Following on February’s blog about Trustee Boards, this month’s blog continues the governance theme and looks at charities’ annual accounts.

Some of the small charities Minerva works have an annual income of £25,000 or less. These charities do not have to have their accounts independently scrutinised.

But the majority do have to do so, and it’s worth noting the Commission’s latest take on this. Essentially, the Commission expects each charity to submit its annual accounts on time and that these accounts should contain the following:

  • a trustees’ annual report, explaining what activities the charity had carried out during the year to achieve its purposes
  • the report of an independent scrutiny of the charity’s accounts, with an audit carried out if required owing to the charity’s size
  • the accounts themselves, prepared on an accruals (or SORP) basis if required owing to the charity’s size or because it is a company. In addition, the Commission will check whether the accounts are  complete, containing both a statement of financial activities (SOFA), that analyses the charity’s expenditure, and a balance sheet (or the equivalent if receipts and payments accounts were prepared) and that these documents are consistent with each other.

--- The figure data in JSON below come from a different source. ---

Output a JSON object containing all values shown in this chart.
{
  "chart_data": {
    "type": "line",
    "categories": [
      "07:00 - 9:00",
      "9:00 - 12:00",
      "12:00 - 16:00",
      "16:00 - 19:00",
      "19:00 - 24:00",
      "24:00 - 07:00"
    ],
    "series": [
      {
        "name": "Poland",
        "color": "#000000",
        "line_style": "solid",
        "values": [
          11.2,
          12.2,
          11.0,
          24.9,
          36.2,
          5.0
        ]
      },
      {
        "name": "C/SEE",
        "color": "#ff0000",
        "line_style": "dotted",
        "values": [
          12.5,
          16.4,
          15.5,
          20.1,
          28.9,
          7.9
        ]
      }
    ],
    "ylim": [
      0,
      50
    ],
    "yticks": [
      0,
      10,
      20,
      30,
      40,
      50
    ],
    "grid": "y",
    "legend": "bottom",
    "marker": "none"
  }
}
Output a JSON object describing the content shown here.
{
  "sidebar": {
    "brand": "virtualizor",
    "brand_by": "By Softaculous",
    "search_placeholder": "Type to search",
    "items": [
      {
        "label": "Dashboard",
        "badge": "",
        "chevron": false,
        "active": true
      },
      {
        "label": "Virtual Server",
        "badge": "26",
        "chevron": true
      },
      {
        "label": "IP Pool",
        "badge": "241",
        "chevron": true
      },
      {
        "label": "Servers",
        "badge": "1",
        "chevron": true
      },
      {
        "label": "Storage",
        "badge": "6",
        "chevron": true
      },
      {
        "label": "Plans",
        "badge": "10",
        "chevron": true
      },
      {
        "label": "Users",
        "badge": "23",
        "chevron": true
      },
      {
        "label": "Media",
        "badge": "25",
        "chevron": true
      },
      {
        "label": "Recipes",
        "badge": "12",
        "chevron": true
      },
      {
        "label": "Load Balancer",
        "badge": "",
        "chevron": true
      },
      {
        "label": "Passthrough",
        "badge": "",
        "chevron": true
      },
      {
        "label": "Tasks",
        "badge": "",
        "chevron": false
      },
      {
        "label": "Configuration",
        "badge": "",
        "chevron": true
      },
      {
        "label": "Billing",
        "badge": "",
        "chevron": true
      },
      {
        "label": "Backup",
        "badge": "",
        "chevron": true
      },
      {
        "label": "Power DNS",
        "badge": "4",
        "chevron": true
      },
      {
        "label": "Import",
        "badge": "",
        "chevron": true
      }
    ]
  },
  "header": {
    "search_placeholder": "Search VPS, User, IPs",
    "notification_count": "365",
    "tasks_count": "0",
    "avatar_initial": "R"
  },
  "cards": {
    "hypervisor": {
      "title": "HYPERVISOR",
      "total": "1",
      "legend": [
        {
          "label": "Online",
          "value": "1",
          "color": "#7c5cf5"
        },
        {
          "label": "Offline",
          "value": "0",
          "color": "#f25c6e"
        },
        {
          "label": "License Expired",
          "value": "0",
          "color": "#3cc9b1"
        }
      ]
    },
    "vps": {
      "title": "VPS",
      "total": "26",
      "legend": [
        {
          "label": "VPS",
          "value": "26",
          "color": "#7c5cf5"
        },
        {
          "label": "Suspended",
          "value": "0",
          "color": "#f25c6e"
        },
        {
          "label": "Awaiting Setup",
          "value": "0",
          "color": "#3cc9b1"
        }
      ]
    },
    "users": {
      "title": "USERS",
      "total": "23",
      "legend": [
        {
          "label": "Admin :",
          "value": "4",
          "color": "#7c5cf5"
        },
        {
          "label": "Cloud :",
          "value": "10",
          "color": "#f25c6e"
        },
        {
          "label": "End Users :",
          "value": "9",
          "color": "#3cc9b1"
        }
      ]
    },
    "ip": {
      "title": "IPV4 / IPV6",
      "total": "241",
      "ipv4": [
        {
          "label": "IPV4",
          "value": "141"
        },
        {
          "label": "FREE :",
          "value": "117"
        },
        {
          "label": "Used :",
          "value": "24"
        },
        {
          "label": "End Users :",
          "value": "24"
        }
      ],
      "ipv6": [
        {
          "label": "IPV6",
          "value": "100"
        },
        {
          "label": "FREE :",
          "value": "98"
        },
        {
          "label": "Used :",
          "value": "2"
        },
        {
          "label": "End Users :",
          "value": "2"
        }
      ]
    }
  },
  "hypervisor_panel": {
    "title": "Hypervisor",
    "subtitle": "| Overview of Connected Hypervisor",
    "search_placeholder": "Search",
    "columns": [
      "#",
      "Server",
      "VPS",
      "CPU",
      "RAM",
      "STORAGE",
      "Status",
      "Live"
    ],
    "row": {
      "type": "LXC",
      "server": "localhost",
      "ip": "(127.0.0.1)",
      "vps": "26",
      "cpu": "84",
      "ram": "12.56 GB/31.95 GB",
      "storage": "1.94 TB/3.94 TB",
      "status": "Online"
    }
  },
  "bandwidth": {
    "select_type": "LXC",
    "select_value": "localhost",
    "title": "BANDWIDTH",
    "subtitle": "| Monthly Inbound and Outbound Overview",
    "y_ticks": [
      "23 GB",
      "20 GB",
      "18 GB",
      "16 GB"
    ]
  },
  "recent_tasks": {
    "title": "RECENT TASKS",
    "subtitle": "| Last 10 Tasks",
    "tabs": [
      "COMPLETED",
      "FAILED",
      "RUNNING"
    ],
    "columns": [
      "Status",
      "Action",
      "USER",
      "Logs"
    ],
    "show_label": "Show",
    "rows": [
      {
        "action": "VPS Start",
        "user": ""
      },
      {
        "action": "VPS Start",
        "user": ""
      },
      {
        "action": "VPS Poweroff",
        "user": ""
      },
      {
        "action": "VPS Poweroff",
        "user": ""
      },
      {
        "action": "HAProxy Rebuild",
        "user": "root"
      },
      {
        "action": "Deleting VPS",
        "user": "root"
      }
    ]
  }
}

In 2018 the Charity Commission carried out a review of a random sample of 105 accounts submissions from the register of charities, covering the accounting years ending during the period 1 January – 31 December 2016.

Of the accounts reviewed, 70% met the Commission’s basic benchmark, compared with 74% the previous year.

The reasons why the benchmark was not met by the other 30% were:

  • all of the required documents were submitted, but one of them was inadequate (12% of charities). These charities’ sets of accounts met most of our criteria, but many of them provided little or no information on the charity’s purposes and/or activities carried out to achieve them
  • all of the required documents were submitted, but at least two of them were inadequate (9% of charities). As with the first group of charities, most of these sets of accounts provided little or no information on the charity’s purposes and/or activities carried out to achieve them. However, this was coupled with other issues, such as incomplete accounts, an independent scrutiny report that did not have the required wording or an overall lack of transparency
  • at least one of the required documents was missing (9% of charities). None of these charities submitted any form of independent scrutiny report. In addition, all of them were either missing at least one of the trustees’ annual report and accounts or the documents submitted were inadequate.

But why is this important ?

Essentially, a charity’s annual accounts provide an important opportunity for the trustees to reflect on what their charity has achieved and to demonstrate to the charity’s supporters, potential funders and the public that they have managed its resources effectively and are meeting its purposes.

Incidents in recent years involving charities such as Kids’ Company and 4U have not reassured donors and have contributed to a loss of public trust in the sector. Comprehensive annual accounts which meet the Commission’s requirements provide transparency and information about the charity’s finances and the ways in which it is meeting its objectives.